Garbo and his spy-master boss,  Cyril B. Mills , created an entirely fictitious spy ring, brilliantly making up subordinate spies as necessary.  He was so successful, that Hitler awarded him the Iron Cross for his service to Nazi Germany in 1944.  The Brits gave him the MBE (Member of the British Empire), also for his services to Germany on behalf of the Allies.

His most successful deception was his contribution to convincing the Nazis that the invasion of Normandy would take place at Calais, as part of Operation Fortitude.  This extraordinary man is well worth a more extensive 'read'; he's better in real life than any fictional James Bond.

1948 Alcoholic Anonymous founded in Britain.

1951 – Jesse Ventura, American wrestler, Navy Underwater Demolitions team member (not a Navy Seal), actor, author, media figure, 38th  governor of Minnesota (Independent, 1999 - 2003), 9/11'truther'  and all around conspiracy believer, and model for 'action figures'.  He was born James Janos, and has added many sobriquets to his wrestling, theatrical, and political name - Jesse the body Ventura, Jesse the mind, Jesse the mouth, and so on.  He did generate one of the best bumper stickers for the state of Minnesota, "My governor can bench press your governor".He is reported to have sold or donated all of his wrestling era feather boas for charity.  The plastic action figure as wrestler is on the left, the plastic governor as wrestler is on the right.

1952 The first transatlantic helicopter flight begins.

1954 Temperatures reach 110 degrees F (43 degrees C) at Balcony Falls, Virginia (state record)

1958 President Eisenhower sends U.S. troops to Lebanon; they stay 3 months.

1961 Spain approves equal rights for men and women.

1961 birth of Scott Ritter, prominent American UN weapons inspector in Iraq, 1991 - 1998. During Desert Storm, he was an advisor to General Schwarzkopf.  Prior to the U.S. invasion of Iraq in 2003, he was a strong voice arguing, correctly, that Saddam Hussein did not possess weapons of mass destruction, and that the war was unnecessary.  He remained a strong critic of the Bush administration's policies in the middle east throughout the George W. Bush presidency.  He also worked as a consultant and advisor for Fox News.

1964 Barry M. Goldwater nominated for president by Republicans; he went on to lose the general election, except for the state of Arizona, and a handful of southern states unhappy with anti-segregation civil rights legislation.  Bonus points if you can name who his running mate was, and who else ran. One bonus point if you can name who won, and who the winner's running mate was.

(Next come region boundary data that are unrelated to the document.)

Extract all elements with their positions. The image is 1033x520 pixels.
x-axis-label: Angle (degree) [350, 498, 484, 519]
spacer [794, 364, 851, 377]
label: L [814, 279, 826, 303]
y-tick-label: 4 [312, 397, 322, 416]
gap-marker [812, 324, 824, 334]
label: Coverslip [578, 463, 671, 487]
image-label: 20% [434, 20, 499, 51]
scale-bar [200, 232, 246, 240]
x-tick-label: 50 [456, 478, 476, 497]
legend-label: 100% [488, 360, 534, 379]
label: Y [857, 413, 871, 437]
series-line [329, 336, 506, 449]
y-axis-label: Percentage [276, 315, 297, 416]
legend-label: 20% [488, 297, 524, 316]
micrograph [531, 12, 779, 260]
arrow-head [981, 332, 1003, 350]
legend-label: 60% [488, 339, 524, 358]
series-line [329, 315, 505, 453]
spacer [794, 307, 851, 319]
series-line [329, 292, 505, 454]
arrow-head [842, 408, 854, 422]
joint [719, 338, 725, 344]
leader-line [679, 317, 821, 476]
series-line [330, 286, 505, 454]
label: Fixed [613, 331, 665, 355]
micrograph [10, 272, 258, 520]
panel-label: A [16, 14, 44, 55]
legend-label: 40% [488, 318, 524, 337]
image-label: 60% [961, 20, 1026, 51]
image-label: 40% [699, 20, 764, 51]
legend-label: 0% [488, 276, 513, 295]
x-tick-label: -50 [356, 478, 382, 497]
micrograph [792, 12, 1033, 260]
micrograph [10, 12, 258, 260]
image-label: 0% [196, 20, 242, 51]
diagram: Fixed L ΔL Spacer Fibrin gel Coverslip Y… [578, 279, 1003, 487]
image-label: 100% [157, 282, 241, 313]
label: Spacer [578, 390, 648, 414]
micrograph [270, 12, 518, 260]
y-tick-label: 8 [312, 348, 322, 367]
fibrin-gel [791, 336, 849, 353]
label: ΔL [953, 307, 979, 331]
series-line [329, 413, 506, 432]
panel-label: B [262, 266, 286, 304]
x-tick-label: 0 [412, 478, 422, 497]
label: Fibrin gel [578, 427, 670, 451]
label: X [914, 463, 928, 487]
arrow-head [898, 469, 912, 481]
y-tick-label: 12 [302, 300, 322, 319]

1965 "Mariner IV" sends back 1st pictures of Mars. 
On earth, Athanassiades Novas succeeds Papandreo as premier of Greece

1968 Commercial air travel begins between U.S. and U.S.S.R.

1975 Non-commercial air travel begins between the U.S.S.R. and the U.S. when Soyuz 19 and Apollo 18 are launched and rendezvous 2 days later.

1983 There were 8 fatalities, 54 wounded, when Armenian extremists exploded a bomb in front of the Turkish airlines counter at the Orly airport in France.  This act of terrorism was intended to kill, maim, or intimidate as many Turkish officials as possible, in retaliation for Turkish acts of genocide against the Armenians.

1987 John Poindexter testifies at congressional Iran-Contra hearings.

1991 U.S. troops leave northern Iraq.

1996 MSNBC begins Microsoft internet-NBC TV (in case you didn't know what the MS stood for in the call letters).